Raj Badiani, an economist with IHS Global Insight in London, called the ECB move “an attempt to provide a sharp jolt to the negative sentiment engulfing Spain and Italy.”

But he and others warned it may only be a short-term solution. The ECB cannot indefinitely intervene in European bond markets on such a grand scale. A program that goes on too long could trigger inflation and undermine the stability of the euro. Rather, the ECB may effectively be buying time for European leaders to do something they have thus far failed to do — take decisive action to end the crisis.

Analysts have been calling for European leaders to greatly expand a bailout fund to cover a worst-case scenario in Italy and Spain. But European leaders were doggedly sticking to a July 21 agreement that once again shored up Greece while also allowing rescue funds to be used to buy up the bonds of troubled nations in times of crisis, much like the ECB.

But the pool of cash available, about $616 billion, does not approach the level needed to aid Italy or Spain, and European leaders have showed no signs of agreement in raising that amount. In addition, all 17 nations in the euro zone still need to ratify that deal before it can go into effect.

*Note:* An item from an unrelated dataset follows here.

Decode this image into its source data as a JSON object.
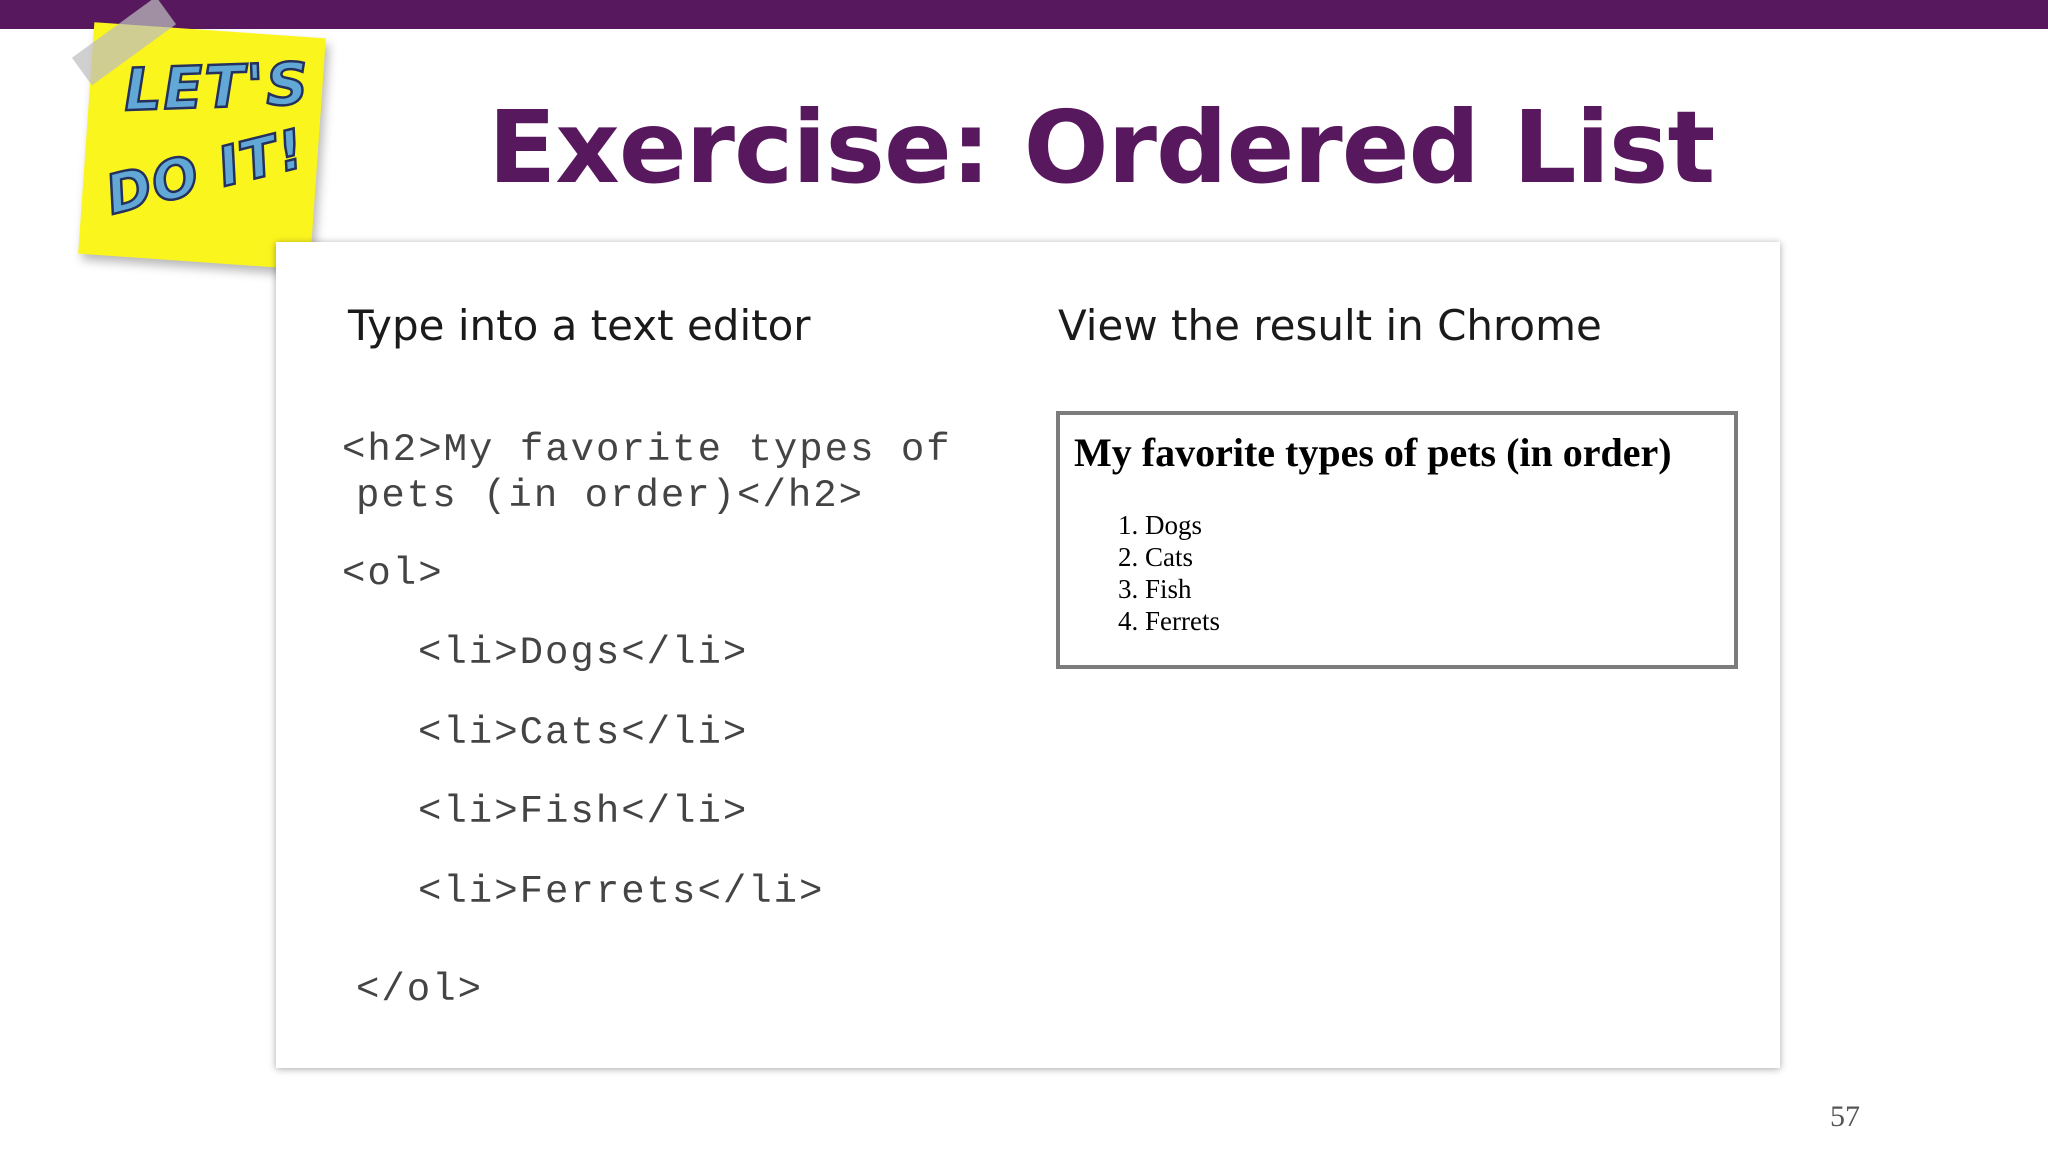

Europe, led by Germany, has bailed out Greece, Ireland and Portugal. But German voters have had it with bailouts, and in a worst-case scenario Italy would need roughly $1.4 trillion — or more than double the size of the current European rescue fund.

Rather, Europeans leaders and the ECB seem to be banking on temporary intervention to give Italy and Spain time to make good on their pledges to restore market confidence through budget cuts and long-awaited economic reforms.

“I suspect it could help to stabilize Italian bond yields at current levels, and help to deflect some of the financial contagion hitting Italy,” Badiani said. “However, we will need to see much more detail about the scale of the proposals and the pace of implementation before there is any significant unwinding of the bond yield rises of the past month.”

If Italy or Spain fails to quell market panic, analysts say, Europeans might be forced to move toward the advent of a new euro-bond, putting the economic weight of Germany behind its profligate neighbors. But Germany and other northern European nations remain opposed to such a deal, as well as the more radical step of a more established fiscal union that would go further in turning a vast chunk of Europe into one giant economy.